Fred Diamond: Once again, I want to acknowledge Tien Wong, he is the 2023 Institute for Excellence in Sales Entrepreneurial Sales Leader of the Year, the very first time we’re giving out this award. We’re very excited. I want to acknowledge Bob Greene, he’s the IES 2023 Member of the Year. It’s interesting, this wasn’t a lightly chosen designation to pick you both to receive this. Both of you have helped so many people, so many companies, not just in the business world, but personally. I know you both are very philanthropic. You’re both very, very active in the community. You both are very, very generous with your time, your advice, your counsel, and your resources. I just want to acknowledge you for not just what we’re giving you for an award, but for what you play with customers and companies in the marketplace.

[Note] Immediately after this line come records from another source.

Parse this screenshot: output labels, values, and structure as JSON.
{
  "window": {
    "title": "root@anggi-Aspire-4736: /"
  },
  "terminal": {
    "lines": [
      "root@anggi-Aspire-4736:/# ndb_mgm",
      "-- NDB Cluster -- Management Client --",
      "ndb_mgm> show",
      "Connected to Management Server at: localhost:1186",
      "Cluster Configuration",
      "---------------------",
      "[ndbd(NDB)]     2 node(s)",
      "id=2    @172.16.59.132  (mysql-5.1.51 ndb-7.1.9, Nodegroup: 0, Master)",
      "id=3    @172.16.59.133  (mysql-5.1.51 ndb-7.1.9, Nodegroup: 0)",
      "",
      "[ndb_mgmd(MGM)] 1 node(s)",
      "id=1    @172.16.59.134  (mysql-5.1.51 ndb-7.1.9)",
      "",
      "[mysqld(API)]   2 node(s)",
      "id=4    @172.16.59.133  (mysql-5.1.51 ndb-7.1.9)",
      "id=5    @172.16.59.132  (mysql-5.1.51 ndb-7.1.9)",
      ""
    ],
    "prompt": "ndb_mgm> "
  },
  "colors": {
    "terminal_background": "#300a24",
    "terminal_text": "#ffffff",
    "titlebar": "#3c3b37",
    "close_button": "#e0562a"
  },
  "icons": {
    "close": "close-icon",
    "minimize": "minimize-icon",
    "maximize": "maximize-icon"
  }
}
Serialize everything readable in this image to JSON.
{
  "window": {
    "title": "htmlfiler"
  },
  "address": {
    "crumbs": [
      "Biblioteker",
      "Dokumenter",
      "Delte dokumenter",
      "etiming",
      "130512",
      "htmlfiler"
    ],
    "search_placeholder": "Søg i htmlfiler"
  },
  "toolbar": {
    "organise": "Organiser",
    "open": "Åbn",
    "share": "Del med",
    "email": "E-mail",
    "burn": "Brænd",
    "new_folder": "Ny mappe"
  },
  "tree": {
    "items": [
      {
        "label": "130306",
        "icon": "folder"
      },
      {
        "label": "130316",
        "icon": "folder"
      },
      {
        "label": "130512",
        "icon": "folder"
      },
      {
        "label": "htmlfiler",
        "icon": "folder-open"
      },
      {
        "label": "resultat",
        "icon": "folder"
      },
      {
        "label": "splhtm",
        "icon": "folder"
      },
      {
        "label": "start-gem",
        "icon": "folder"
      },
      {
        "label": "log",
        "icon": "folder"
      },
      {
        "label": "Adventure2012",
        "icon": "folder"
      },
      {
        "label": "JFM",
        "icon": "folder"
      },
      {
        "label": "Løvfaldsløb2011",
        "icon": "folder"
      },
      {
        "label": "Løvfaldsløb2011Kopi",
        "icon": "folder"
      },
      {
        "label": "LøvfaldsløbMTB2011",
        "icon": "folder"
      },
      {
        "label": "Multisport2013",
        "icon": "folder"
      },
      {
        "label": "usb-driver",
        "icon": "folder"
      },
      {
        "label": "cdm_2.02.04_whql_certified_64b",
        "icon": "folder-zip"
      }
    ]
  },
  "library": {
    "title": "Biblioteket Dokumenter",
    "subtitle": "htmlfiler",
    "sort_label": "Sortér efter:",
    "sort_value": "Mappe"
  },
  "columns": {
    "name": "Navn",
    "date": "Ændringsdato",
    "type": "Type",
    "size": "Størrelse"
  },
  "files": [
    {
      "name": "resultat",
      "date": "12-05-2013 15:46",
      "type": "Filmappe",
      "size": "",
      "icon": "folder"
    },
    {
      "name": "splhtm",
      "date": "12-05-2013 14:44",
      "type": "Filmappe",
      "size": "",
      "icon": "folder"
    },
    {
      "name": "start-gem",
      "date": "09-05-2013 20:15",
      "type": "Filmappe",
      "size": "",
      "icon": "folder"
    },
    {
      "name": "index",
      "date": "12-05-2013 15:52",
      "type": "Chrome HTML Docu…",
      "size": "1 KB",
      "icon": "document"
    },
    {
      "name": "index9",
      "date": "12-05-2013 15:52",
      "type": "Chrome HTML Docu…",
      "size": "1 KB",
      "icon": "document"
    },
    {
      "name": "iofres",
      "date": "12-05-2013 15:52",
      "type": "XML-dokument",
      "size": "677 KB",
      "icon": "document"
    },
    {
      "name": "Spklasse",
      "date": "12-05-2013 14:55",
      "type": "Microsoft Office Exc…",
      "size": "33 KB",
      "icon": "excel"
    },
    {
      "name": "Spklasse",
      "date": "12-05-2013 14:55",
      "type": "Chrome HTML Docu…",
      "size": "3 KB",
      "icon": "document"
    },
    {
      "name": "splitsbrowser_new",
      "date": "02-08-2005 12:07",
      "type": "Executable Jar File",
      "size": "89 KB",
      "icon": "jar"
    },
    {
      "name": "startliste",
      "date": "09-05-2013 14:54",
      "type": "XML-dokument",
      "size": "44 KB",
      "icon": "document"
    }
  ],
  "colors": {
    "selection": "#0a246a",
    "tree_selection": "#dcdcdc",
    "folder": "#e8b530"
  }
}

It’s time for your final action step. You both have given us so many great ideas. Give us one thing people should do right now after listening to today’s podcast, to take their sales and their business to the next level, something nice, concise, and brief.
Tien Wong: Because of the theme of focus earlier, I would say come up with a do-not-do list. Everyone has a to-do list. Let’s come up with a list of things that we don’t do and then focus on three things every day, three of your highest impact things every day. Try it for 90 days and see how it works out.
Fred Diamond: Bob Greene, bring us home.
Robert Greene: Well, I love what Tien said about finding your area of expertise, finding your area of genius. I’m a sales trainer. Every mother’s son can call themselves a sales trainer. What makes my sales training different? I do three things that most people don’t do. My content is customized. It’s augmented to the individual learner so that it’s taught within everybody’s learning style. Then there’s a measure of accountability afterwards to make sure that what was taught was implemented. Those three things are not rocket science, but the fact that I take the time to do them is what I think differentiates my business. What Tien said makes mine different and special because it’s agnostic. I can work with anybody’s sales methodology. My advice is find your genius. Find what separates you, what differentiates you, and then talk about it constantly, and let people know.